Il Napoli arriva all’atto conclusivo con l’obiettivo di riaffermare il proprio status dopo una stagione complessa, segnata da passaggi delicati e nuovi equilibri. Di fronte c’è il Bologna, protagonista di una delle stagioni più convincenti degli ultimi anni, capace di trasformare organizzazione, identità di gioco e continuità in risultati concreti. Non è una finale anomala, ma il riflesso di un campionato che premia sempre più i progetti solidi.
A dirigere la gara sarà Andrea Colombo, chiamato a gestire una sfida ad alta intensità emotiva e tecnica, amplificata dal palcoscenico internazionale. La designazione arbitrale conferma l’attenzione riservata dalla Lega a un evento che punta a rafforzare il brand del calcio italiano anche fuori dai confini nazionali.
Dal punto di vista tecnico, le indicazioni della vigilia confermano il 4-3-3 per il Napoli, con Meret in porta, Di Lorenzo, Rrahmani, Juan Jesus e Olivera in difesa, Anguissa, Lobotka e Zielinski a centrocampo, mentre in attacco dovrebbero agire Politano, Osimhen e Kvaratskhelia. Un assetto pensato per aggredire la partita, sfruttare le corsie esterne e cercare profondità fin dai primi minuti.
Il Bologna risponde con il collaudato 4-2-3-1, che ha rappresentato la base del suo percorso stagionale. Skorupski tra i pali, difesa composta da Posch, Beukema, Calafiori e Kristiansen, mediana con Freuler e Aebischer, mentre sulla trequarti agiranno Orsolini, Ferguson e Ndoye, alle spalle di Zirkzee.

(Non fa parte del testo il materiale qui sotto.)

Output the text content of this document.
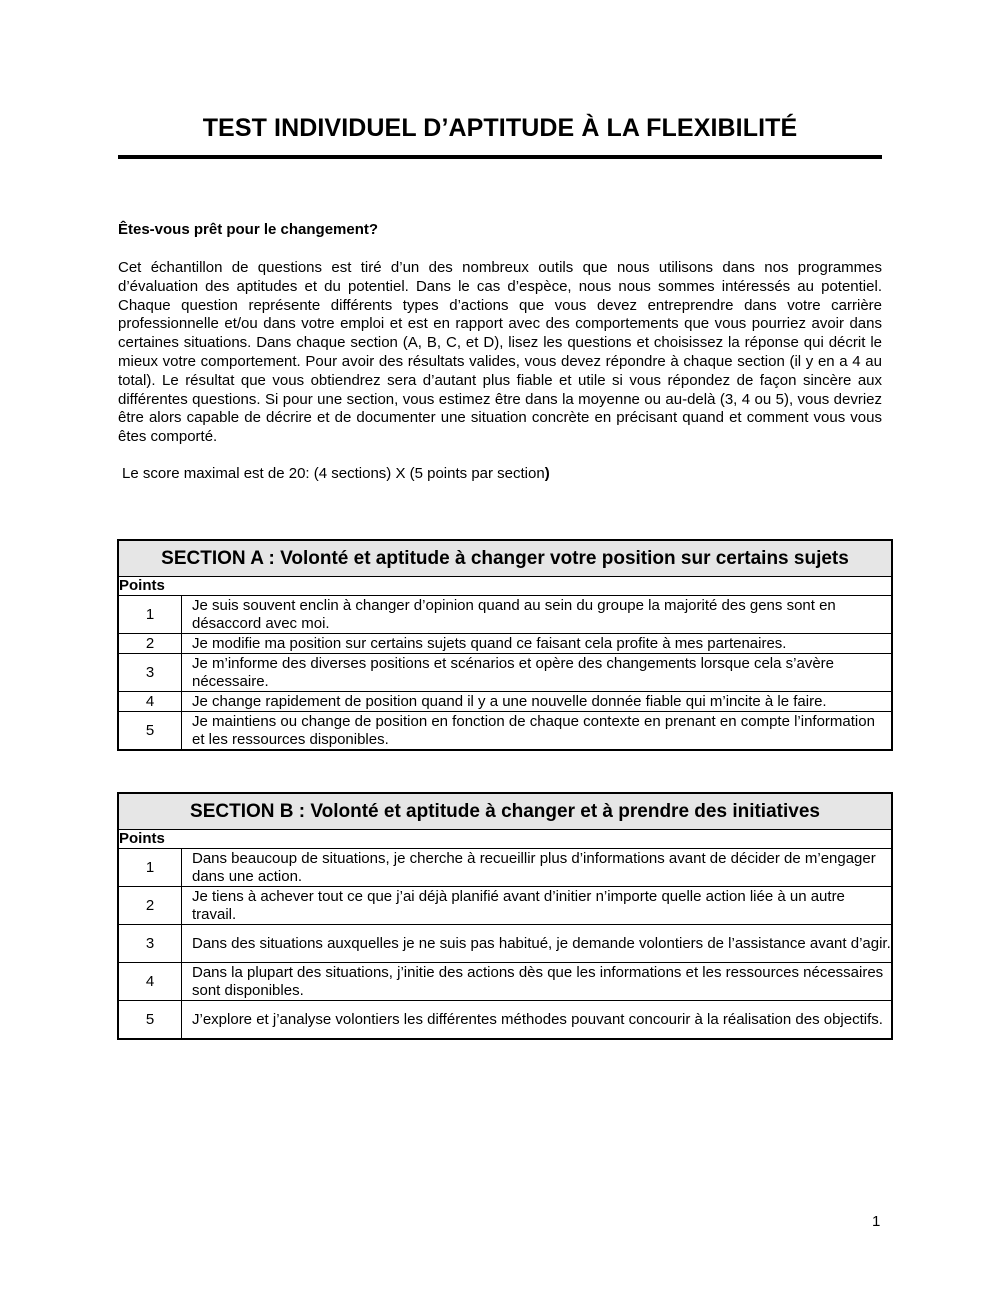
TEST INDIVIDUEL D’APTITUDE À LA FLEXIBILITÉ
Êtes-vous prêt pour le changement?

Cet échantillon de questions est tiré d’un des nombreux outils que nous utilisons dans nos programmes d’évaluation des aptitudes et du potentiel. Dans le cas d’espèce, nous nous sommes intéressés au potentiel. Chaque question représente différents types d’actions que vous devez entreprendre dans votre carrière professionnelle et/ou dans votre emploi et est en rapport avec des comportements que vous pourriez avoir dans certaines situations. Dans chaque section (A, B, C, et D), lisez les questions et choisissez la réponse qui décrit le mieux votre comportement. Pour avoir des résultats valides, vous devez répondre à chaque section (il y en a 4 au total). Le résultat que vous obtiendrez sera d’autant plus fiable et utile si vous répondez de façon sincère aux différentes questions. Si pour une section, vous estimez être dans la moyenne ou au-delà (3, 4 ou 5), vous devriez être alors capable de décrire et de documenter une situation concrète en précisant quand et comment vous vous êtes comporté.

Le score maximal est de 20: (4 sections) X (5 points par section)
SECTION A : Volonté et aptitude à changer votre position sur certains sujets	
Points	
1	Je suis souvent enclin à changer d’opinion quand au sein du groupe la majorité des gens sont en désaccord avec moi.
2	Je modifie ma position sur certains sujets quand ce faisant cela profite à mes partenaires.
3	Je m’informe des diverses positions et scénarios et opère des changements lorsque cela s’avère nécessaire.
4	Je change rapidement de position quand il y a une nouvelle donnée fiable qui m’incite à le faire.
5	Je maintiens ou change de position en fonction de chaque contexte en prenant en compte l’information et les ressources disponibles.
SECTION B : Volonté et aptitude à changer et à prendre des initiatives	
Points	
1	Dans beaucoup de situations, je cherche à recueillir plus d’informations avant de décider de m’engager dans une action.
2	Je tiens à achever tout ce que j’ai déjà planifié avant d’initier n’importe quelle action liée à un autre travail.
3	Dans des situations auxquelles je ne suis pas habitué, je demande volontiers de l’assistance avant d’agir.
4	Dans la plupart des situations, j’initie des actions dès que les informations et les ressources nécessaires sont disponibles.
5	J’explore et j’analyse volontiers les différentes méthodes pouvant concourir à la réalisation des objectifs.
1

Una formazione che privilegia il palleggio, l’equilibrio e la capacità di occupare gli spazi tra le linee.
La finale sarà trasmessa in chiaro su Italia 1, a conferma della centralità dell’evento nel palinsesto sportivo nazionale. Napoli–Bologna non è soltanto una partita da novanta minuti: è il racconto di un calcio che sta ridefinendo le proprie gerarchie e che, attraverso finali come questa, prova a rilanciarsi anche sul piano internazionale.